O deputado Ricardo Vicente, eleito pelo Bloco de Esquerda pelo distrito de Leiria, já perdeu a conta às iniciativas em defesa da reflorestação do Pinhal do Rei que ele próprio tomou, mas enumera de cabeça aquelas que foi vendo acontecer "e que não deram em nada", ao longo destes quatro anos. Terá sido essa inconsequência que o levou a demitir-se do Observatório, por exemplo. Mas dá alguns exemplos. "O Governo constituiu uma Comissão Técnica Independente, que não deu em nada. Havia - e há - um grupo de especialistas que produziu um relatório para a recuperação das matas litorais, não só do Pinhal de Leiria. De todas as outras, até Aveiro. Isso foi um ensaio para iniciar o planeamento. Só que esses especialistas escreveram uma série de recomendações, produziram uma série de recomendação científica, e o Governo nunca deu seguimento a nada disso", afirma Ricardo Vicente.

Engenheiro agrónomo de profissão e pós-graduado em alterações climáticas e políticas de desenvolvimento sustentável, o deputado insiste na leviandade com que todo este processo foi conduzido: "das centenas de recomendações feitas ao Governo, até hoje não se conhece uma que tenha sido aceite ou recusada.

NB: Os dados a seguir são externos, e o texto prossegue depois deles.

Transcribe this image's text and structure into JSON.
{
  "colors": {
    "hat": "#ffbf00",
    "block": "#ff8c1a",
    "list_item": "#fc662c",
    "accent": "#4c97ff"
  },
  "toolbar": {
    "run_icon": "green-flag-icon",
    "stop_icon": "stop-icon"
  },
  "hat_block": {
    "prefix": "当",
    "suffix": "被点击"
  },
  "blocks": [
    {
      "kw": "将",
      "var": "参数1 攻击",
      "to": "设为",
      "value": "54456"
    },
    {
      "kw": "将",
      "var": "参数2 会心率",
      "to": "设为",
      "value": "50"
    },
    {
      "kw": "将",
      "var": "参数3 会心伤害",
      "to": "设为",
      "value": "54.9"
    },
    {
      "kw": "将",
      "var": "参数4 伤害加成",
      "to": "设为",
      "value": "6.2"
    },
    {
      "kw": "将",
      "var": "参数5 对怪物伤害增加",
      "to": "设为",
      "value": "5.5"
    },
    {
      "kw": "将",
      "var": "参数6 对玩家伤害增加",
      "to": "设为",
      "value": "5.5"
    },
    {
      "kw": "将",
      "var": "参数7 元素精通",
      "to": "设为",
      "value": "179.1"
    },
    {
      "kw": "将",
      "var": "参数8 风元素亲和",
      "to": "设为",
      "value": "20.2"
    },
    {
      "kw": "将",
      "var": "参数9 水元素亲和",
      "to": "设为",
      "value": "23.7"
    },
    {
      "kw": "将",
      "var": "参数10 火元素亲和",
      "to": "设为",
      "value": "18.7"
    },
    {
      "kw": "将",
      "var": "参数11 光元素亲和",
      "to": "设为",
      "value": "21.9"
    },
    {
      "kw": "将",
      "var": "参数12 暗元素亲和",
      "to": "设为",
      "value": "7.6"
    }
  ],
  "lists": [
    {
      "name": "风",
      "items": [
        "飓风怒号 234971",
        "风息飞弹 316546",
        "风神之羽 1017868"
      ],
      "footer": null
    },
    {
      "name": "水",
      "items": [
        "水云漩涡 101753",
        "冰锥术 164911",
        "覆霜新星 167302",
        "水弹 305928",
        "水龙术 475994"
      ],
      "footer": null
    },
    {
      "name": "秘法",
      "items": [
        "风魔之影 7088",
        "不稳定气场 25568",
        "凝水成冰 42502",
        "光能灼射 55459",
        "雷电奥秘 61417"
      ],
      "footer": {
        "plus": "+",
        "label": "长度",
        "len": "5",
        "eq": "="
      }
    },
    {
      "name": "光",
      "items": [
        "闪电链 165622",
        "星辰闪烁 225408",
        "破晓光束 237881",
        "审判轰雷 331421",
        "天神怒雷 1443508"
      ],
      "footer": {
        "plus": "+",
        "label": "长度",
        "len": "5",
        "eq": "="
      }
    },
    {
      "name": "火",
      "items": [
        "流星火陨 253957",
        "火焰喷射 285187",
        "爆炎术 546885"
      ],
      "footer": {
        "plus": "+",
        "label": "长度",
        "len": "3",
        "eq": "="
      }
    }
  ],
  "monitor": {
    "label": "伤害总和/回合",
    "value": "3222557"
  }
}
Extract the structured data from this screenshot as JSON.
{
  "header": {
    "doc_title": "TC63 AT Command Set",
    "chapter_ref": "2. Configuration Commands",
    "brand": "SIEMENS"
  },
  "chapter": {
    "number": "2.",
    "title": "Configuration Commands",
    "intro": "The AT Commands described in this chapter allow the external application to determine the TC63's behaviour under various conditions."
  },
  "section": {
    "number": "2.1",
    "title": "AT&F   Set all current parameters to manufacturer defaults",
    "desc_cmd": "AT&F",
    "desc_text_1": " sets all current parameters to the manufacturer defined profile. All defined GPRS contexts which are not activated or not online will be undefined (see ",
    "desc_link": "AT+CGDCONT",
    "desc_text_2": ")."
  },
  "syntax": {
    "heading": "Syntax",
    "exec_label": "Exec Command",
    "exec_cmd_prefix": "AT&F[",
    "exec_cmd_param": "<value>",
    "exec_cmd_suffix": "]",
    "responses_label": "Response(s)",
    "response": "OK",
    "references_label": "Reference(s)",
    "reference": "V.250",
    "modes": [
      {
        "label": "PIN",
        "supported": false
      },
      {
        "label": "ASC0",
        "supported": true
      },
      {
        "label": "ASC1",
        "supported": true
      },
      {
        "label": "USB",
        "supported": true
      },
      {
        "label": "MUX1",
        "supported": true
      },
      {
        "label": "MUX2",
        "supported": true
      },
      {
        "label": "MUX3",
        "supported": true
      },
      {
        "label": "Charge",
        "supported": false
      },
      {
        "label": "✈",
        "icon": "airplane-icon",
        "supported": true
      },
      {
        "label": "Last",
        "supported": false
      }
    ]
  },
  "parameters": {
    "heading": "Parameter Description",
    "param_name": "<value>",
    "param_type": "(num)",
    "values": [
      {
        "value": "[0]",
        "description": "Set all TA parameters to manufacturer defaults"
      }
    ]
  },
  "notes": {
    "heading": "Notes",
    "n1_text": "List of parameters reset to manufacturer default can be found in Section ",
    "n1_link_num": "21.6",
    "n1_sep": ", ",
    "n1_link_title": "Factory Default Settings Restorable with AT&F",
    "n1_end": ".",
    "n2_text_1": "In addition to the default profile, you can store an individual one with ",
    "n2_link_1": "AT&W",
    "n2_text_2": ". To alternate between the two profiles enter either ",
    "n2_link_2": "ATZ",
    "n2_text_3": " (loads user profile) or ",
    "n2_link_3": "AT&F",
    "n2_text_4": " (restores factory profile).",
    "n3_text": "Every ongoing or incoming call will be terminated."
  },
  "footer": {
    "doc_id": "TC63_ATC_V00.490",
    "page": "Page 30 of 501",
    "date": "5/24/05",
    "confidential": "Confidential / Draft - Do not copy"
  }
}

Ou seja, o Governo ignorou aquilo tudo, e ainda nem sequer produziu o plano de gestão florestal. O que está em vigor tem mais de 10 anos. A mata não é a mesma depois do incêndio".

Ricardo Vicente lamenta essa falta de definição de prioridades, que não deixa perceber "o que é que já se fez e onde é que foi gasto o dinheiro". Para além disso, enquanto deixamos passar "todos os prazos de primeiras intervenções, houve medidas de salvaguarda de biodiversidade que nunca foram implementadas , e que eram recomendadas por esses especialistas". É o caso de lagos artificiais para colmatar a falta de água, ou do controlo de plantas invasoras, que avançam descontroladamente.

Em março deste ano, o ministro do Ambiente defendeu taxativamente que devemos esperar pela regeneração natural da floresta. As palavras de João Matos Fernandes tiveram o condão de incendiar os ânimos. Francisco Rego, do Observatório Independente dos Incêndios, sublinhou já várias vezes que "qualquer regeneração natural acontece nos primeiros dois anos".

A Assembleia da República aprovou, ao longo destes quatro anos, vários projetos de resolução sobre planeamento do futuro da mata e do seu ecossistema. "Nenhum deles foi implementado", afirma Ricardo Vicente.